When They Got Pregnant, Their Kinky Sex Lives Changed

“I used to call him ‘Daddy’ — I still do that, but now sometimes there’s that weird moment of, ‘Oh, but you are one now.’”

Svetlana loved kinky sex. An ideal date night with her partner would involve her on the receiving end of some rough play: lots of slapping, some choking, rope bondage, maybe inviting a friend over so she could be double-teamed. Then, last year, she found out she was pregnant. It was great news; she and her husband had been trying for years. Her sex drive stayed relatively high during the pregnancy, and her kinks stayed the same, but her body rapidly changed. Her legs swelled, her breasts became more sensitive — sometimes unbearably so — and there was that matter of new life growing inside her. Rope bondage became uncomfortable on the best of days. Choking was out of the question. Svetlana, who had been engaging in BDSM activities since she was in her late teens, found herself having to reapproach her sex life. 

For many people who want to become parents, pregnancy can feel euphoric; it can also feel like a body horror film of Cronenbergian proportions. Sometimes it can feel like both on the same day. The deluge of physical symptoms that a pregnant person might experience is matched only by surges of hormones that can make them, among other things, incredibly horny. 

“In the beginning of pregnancy, there aren’t a lot of changes that you’ll see physically,” said Dr. Maureen Whelihan, who practices gynecology and sexual medicine in Palm Beach County, Florida, when asked about the impacts pregnancy can have on a person’s sex life. “There's an increase of blood flow to the uterus and cervix, so if you were to have sex early on, any little bump to the cervix can cause some bright red bleeding.” The bleeding might look scary but is a common occurrence. (While heavy bleeding can be a sign of miscarriage, sex is safe during pregnancy. Most miscarriages, which are very common, are thought to be due to fetal problems. You should call your doctor if you have other symptoms like pain or bleeding that lasts for several hours.) Also prevalent in first trimesters is an increase in vaginal secretions, which create additional lubrication. “There aren’t a lot of sex restrictions there,” Dr. Whelihan said.

Once the stomach has protruded later in pregnancy, some sex might become uncomfortable. Lying on one’s back will cause the pressure of the abdomen to compress a major vein called the vena cava, though a pillow under the hips tilting the pregnant person to the left can help with this. (Pregnant people are also advised to sleep on their side during the second and third trimesters because lying on your back may pose a risk to the fetus.) Nipple stimulation can cause cramping and even bring on premature labor.

Sex is very much still possible in the third trimester — and often promoted, Dr. Whelihan said. “We encourage intercourse not just for the bonding of the couple, but also because the sperm has prostaglandins, which will help soften and ripen the cervix in preparation for labor. Sometimes it can actually get labor going.”

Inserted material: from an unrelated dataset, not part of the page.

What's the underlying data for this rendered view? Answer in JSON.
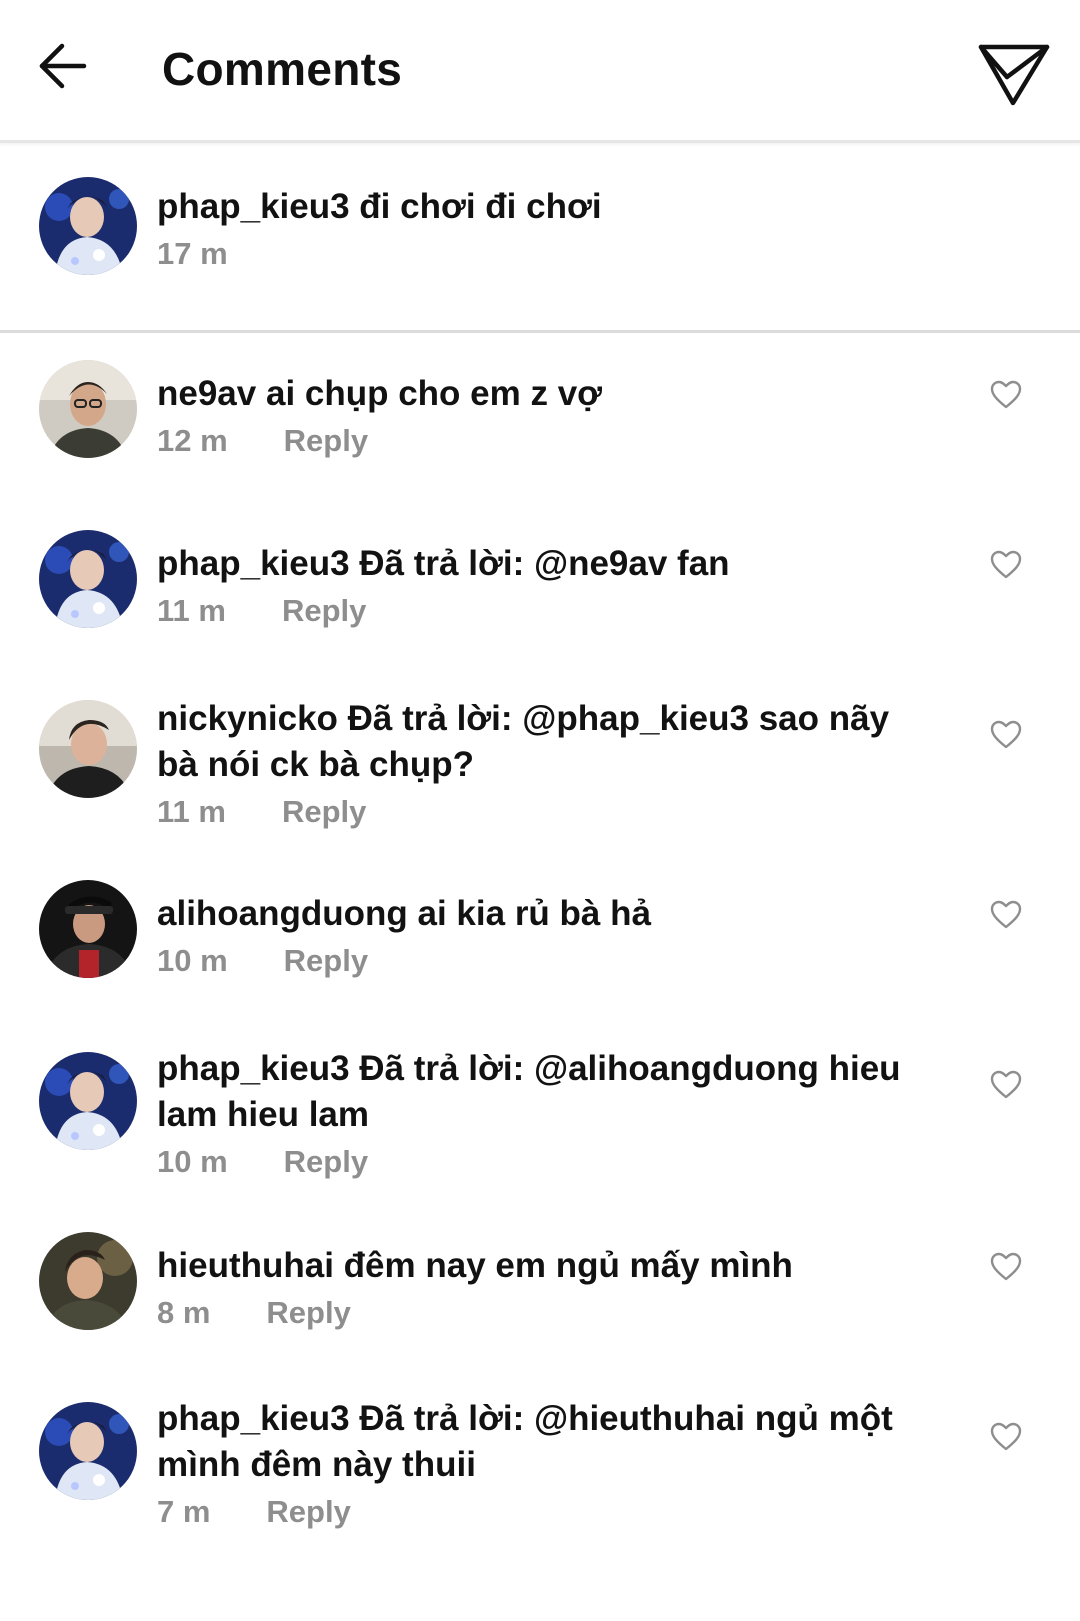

There are, of course, many different ways to have sex, just as there are many different ways to experience pregnancy. What does pregnant sex look like for the person who, like Svetlana, wants to be tied up, spanked, and degraded? There are few agreed-upon medical recommendations for this, according to Dr. Whelihan. (“Nobody’s put money into it, because there’s no product to sell,” she said.) 

We reached out to kinky mothers to ask how they adapted their sex lives once they were pregnant. 


No more nipple clamps: Kim*, 30, Ontario

When I was 24 or 25, I started going to sex parties for queer women. That’s when I started trying different things I hadn’t really thought about before. I learned I really like getting flogged, especially in front of other people. It led me to exploring more with my partner. 

In June of 2021, I found out I was pregnant. My boobs hurt all the time. That was the first big change in my body. I was always tired and just felt like a shell of a human. Then there was this kind of sweet spot, where I got my energy back and I still looked like myself, early in the second trimester. 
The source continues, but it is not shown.